Él sonrió, malicioso y seguro.

—Los errores nunca se sienten tan bien.

Luego dio un paso atrás, metiendo las manos en los bolsillos, y me dejó temblando contra la pared.

—Buenas noches, profesora.

Se alejó sin mirar atrás, con pasos seguros y victoriosos.

Me quedé congelada mucho después de que se fuera, con los labios hinchados y el coño caliente y húmedo.

Esa noche no pude dormir.

Cada vez que cerraba los ojos, volvía a sentir su boca sobre la mía. Su mano caliente sobre mi pecho. Todavía podía olerlo en mi ropa: una mezcla de jabón, colonia y un aroma masculino.

Me revolví en la cama. Me dije a mí misma que dejara de pensar en él. Pero el dolor entre mis muslos solo aumentaba.

Finalmente, me rendí. Me senté en la cama.

La habitación estaba oscura, salvo por el tenue resplandor de la lámpara de la mesita de noche. Estiré el brazo hacia el cajón de la mesita y saqué mi vibrador. Pero esta noche no sería suficiente por sí solo.

Quería más.

Me recosté en la cama y me quité la camisola que llevaba puesta.
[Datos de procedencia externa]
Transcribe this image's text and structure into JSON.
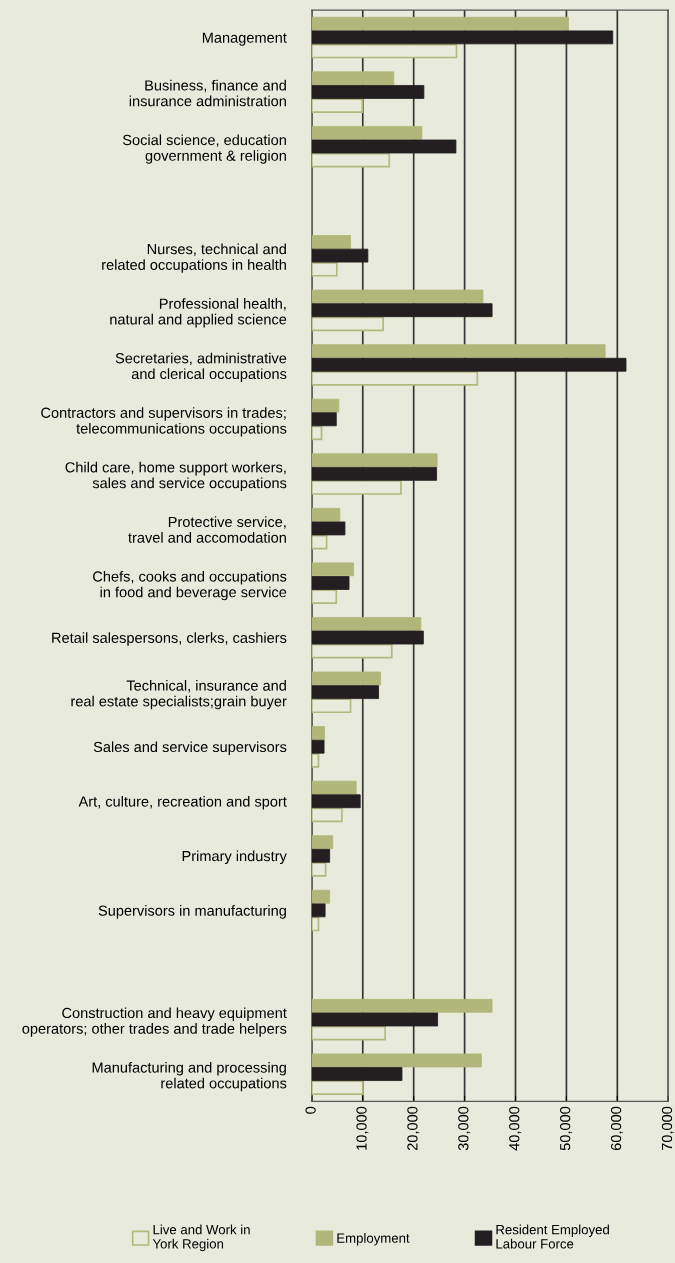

Mis pechos quedaron expuestos al aire fresco y mis pezones se endurecieron al instante. Mis bragas ya estaban húmedas, pegadas a mis pliegues.

Las bajé, abrí las piernas de par en par. Ahora estaba completamente desnuda. Dejé que mis dedos recorrieran los labios de mi coño.

—Joder —susurré, cerrando los ojos.

Imaginé a Noah cerniéndose sobre mí, con esa sonrisa astuta reemplazada por hambre y excitación.

Imaginé sus dedos largos y fuertes deslizándose dentro de mí.

Mis caderas se sacudieron cuando presioné con más fuerza, rodeando mi clítoris, provocándome hasta que jadeaba.

—Dios, Noah… —El nombre se me escapó antes de que pudiera detenerlo.

Agarré el vibrador, lo encendí en la potencia baja y lo presioné contra mi clítoris. La vibración me atravesó como una descarga. Mi espalda se arqueó fuera de la cama.

Me follé con los dedos, fuerte y profundo, mientras el juguete zumbaba sin piedad contra mi clítoris hinchado. Mis pechos rebotaban con cada embestida, y mis pezones suplicaban una boca que los chupara.

—Ohhhh, joder, sí —dejé escapar un gemido gutural.

En mi mente, Noah estaba encima de mí, inmovilizándome, susurrándome obscenidades al oído mientras me penetraba con fuerza, abriéndome.

—Estás tan mojada para mí, profesora. Tan jodidamente apretada. Sabía que querías esto.

La imagen me hizo estremecer. Empujé más rápido, más fuerte y más profundo.

—Fóllame más fuerte —jadeé, mientras mis dedos entraban y salían con fuerza—. Hazme correr, Noah.

El vibrador ahora estaba al máximo, enviando ondas de choque a través de mi cuerpo. Mi cuerpo se tensó, el calor aumentaba.

Y entonces me golpeó.

El orgasmo me atravesó, violento y abrumador. Mis caderas se sacudieron, mis gritos llenaron el apartamento vacío. Mi cuerpo se convulsionó, empapado y temblando, mientras ola tras ola me recorría.

Caí de nuevo sobre las sábanas, mojada, sudada y temblorosa. El juguete se me escapó de la mano y siguió zumbando débilmente contra el colchón.

Durante un largo momento solo pude jadear, respirando con dificultad, con el corazón acelerado, el coño palpitante y el nombre de Noah todavía en mis labios.

Cuando por fin me dormí, no fue vergüenza lo que sentí.

Fue hambre.

Porque una sola probada no iba a ser suficiente.

Una sola probada no iba a apagar este deseo ardiente.